岐阜県の下呂温泉で、温泉水を利用したうなぎ養殖が始まり、注目を集めている。一般的なうなぎ養殖は土用の丑の日に出荷を集中させるが、ここでは稚魚の投入時期を分散し、通年供給を前提とした体制を構築。観光地として季節を問わず提供できることが強みだ。
初年度8000尾、将来は5万尾へ
今年7月の初出荷を皮切りに、初年度は地元のスーパーやうなぎ料理店などに向けて年間8000尾の出荷を見込む。将来は年間5万尾まで拡大したい考えだ。
養殖を手がけるのは、岐阜県下呂市のTri-win。代表の伊藤通康社長は、スーパー経営から屋台村運営を経て、うなぎ養殖に新規参入した。
スーパー廃業、屋台村苦戦からの転換
伊藤社長は祖父の代から続くスーパーマーケットを継承したが、人口減少やドラッグストアの進出による価格競争の激化を受け、2014年に廃業を決断。「スーパーマーケットは、値下げしないと勝てません。でも、それを続けるほど売り手も買い手も、地域の生産者も疲弊していきます。弊社の経営理念である『三方よし』が成り立たなくなっていたんです」と振り返る。

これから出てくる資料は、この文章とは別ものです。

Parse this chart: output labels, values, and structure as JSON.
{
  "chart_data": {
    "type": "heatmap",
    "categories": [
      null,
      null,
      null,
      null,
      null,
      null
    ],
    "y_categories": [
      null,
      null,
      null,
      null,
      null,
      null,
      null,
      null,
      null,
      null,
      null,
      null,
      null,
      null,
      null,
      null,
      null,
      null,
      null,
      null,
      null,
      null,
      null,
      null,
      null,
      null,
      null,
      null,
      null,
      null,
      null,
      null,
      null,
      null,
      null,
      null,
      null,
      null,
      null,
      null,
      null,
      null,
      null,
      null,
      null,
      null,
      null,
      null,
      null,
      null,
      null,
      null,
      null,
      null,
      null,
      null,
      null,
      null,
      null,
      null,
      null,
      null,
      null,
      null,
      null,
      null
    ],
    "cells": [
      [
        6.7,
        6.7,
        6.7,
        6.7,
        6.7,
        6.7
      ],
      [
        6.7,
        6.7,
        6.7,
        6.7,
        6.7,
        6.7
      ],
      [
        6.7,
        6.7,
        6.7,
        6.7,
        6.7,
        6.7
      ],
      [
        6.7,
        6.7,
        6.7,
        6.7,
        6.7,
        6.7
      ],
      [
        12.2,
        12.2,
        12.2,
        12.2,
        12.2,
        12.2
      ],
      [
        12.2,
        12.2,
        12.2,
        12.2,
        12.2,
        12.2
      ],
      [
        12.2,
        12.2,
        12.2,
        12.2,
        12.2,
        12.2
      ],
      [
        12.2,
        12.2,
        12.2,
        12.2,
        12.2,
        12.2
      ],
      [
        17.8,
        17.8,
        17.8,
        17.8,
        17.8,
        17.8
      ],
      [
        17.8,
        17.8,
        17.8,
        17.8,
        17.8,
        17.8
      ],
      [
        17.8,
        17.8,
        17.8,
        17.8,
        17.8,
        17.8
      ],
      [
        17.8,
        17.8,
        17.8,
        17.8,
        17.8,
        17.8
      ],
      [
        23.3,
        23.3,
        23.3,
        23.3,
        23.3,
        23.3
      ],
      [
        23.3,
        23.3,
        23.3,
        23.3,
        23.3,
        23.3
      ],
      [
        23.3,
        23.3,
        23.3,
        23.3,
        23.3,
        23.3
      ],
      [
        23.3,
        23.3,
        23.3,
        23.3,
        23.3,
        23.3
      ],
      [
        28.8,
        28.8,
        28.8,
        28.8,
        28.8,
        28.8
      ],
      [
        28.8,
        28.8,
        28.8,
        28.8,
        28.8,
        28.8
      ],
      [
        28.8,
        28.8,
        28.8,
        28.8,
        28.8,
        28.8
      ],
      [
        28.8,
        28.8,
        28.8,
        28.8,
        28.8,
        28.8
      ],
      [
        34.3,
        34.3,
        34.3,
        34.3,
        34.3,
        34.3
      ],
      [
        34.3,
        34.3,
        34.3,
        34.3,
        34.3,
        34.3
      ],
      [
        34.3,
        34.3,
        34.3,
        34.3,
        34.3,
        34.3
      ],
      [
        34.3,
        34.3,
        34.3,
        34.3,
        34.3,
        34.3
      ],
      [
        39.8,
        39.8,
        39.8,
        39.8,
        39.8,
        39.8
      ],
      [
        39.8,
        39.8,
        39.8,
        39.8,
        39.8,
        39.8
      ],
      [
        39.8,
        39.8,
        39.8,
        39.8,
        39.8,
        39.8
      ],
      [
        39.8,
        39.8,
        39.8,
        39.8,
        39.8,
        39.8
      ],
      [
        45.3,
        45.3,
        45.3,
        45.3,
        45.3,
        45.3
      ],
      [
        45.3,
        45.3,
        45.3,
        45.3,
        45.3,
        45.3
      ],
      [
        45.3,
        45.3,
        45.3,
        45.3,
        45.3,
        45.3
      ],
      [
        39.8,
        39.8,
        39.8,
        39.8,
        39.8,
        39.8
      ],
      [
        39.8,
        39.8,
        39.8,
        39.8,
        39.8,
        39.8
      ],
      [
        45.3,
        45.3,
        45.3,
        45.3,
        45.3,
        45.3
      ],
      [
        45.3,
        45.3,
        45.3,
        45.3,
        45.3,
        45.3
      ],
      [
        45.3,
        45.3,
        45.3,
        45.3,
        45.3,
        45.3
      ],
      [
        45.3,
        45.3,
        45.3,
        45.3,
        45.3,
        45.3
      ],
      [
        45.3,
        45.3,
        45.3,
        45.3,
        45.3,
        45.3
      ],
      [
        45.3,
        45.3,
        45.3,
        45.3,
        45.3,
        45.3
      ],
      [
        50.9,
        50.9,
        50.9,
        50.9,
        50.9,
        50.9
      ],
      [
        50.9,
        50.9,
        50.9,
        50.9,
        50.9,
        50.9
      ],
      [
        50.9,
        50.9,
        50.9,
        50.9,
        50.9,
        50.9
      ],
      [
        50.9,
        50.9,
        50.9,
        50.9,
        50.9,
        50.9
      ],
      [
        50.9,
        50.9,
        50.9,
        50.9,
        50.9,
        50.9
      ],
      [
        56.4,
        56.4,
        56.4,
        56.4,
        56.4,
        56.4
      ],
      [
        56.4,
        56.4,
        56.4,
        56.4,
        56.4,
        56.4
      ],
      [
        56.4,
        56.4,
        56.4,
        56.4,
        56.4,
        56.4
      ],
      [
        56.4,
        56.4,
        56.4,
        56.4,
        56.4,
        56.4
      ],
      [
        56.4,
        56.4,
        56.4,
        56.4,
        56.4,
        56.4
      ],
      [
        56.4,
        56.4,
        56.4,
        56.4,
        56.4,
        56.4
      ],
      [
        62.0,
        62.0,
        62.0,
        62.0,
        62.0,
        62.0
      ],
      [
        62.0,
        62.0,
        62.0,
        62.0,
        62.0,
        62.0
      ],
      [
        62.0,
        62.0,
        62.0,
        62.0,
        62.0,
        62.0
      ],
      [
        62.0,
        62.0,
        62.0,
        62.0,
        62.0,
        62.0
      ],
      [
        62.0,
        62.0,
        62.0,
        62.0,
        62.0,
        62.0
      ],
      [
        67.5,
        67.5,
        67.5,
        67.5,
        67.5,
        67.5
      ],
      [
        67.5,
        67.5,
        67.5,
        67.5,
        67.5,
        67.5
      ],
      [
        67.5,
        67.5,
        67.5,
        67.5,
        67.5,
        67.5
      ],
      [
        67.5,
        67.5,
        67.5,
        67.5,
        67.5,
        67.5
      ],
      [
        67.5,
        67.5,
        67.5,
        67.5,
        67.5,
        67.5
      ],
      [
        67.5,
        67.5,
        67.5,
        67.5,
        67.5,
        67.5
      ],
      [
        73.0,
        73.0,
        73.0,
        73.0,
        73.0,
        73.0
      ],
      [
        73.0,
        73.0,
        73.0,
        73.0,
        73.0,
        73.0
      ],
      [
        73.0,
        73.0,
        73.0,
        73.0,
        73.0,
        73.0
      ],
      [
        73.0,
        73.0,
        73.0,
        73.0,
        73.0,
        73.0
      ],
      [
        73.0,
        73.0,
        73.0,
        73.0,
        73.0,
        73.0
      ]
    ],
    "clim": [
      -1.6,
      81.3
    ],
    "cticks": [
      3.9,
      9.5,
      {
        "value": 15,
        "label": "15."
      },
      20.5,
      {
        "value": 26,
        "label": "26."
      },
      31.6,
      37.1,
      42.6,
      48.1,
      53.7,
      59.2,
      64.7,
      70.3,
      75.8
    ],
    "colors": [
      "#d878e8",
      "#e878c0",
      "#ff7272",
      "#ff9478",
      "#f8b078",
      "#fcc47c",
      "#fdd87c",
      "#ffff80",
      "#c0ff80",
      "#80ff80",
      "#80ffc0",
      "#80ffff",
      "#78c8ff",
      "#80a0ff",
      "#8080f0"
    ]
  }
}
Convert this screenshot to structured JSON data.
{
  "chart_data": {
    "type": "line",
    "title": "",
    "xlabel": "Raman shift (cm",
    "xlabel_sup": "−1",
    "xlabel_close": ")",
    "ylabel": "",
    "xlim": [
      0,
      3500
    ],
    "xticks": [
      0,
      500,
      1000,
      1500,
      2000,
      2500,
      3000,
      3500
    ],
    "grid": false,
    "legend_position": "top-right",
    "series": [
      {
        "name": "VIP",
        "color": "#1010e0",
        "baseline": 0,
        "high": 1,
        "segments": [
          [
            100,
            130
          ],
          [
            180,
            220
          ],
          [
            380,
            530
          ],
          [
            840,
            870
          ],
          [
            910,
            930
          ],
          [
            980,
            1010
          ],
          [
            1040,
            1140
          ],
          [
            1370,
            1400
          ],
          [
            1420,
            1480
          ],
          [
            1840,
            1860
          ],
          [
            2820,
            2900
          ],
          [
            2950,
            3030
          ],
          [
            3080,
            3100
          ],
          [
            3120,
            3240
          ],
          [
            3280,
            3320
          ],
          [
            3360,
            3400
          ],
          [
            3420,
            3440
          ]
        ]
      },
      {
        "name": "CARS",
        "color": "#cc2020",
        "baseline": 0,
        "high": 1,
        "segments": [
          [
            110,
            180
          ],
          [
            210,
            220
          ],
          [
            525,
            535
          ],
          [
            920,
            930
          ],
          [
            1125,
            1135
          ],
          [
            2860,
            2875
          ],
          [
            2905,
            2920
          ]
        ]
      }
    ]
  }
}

スーパーの跡地を活用して立ち上げた観光客向けの屋台村では、集客やPRを全体で行い、飲食店経営者の挑戦を後押しする「三方よし」を実現したが、コロナ禍で観光客が激減。
温泉宿の相談が転機に
新事業を模索する中で、温泉宿を経営する夫婦から「温泉をボイラーで沸かし直す燃料代が経営を圧迫している」との相談を受けた。温泉は源泉が熱すぎれば冷まし、ぬるければ加温する必要があり、原油価格の上昇が直接経営を圧迫する。
そこで、温泉をそのままの温度で活用する道を模索。高密度飼育が可能で販売単価が高く、販路が広い魚種として、うなぎにたどり着いた。
新規参入の壁:抽選でしか枠を得られない
しかし、うなぎ養殖への新規参入には高い壁があった。水産庁の許可制度の下で、国内の養殖量は国際的な枠組みで厳格に制限されており、新規参入は既存事業者の撤退などで生じた空き枠を抽選で獲得するしかない。抽選自体が行われない年もあるという。
伊藤社長はこの難関をクリアし、温泉水を活用した独自の養殖を実現。源泉温度は年間を通じて約29度で、入浴には加温が必要だが、養殖にはそのまま活用できる強みがある。
軽い口当たりと低価格を実現
温泉水で育てられたうなぎは、脂がのりながらも軽い口当たりが特徴で、価格も抑えられている。観光地である下呂温泉の特性を生かし、季節に関係なく提供できることが価値となっている。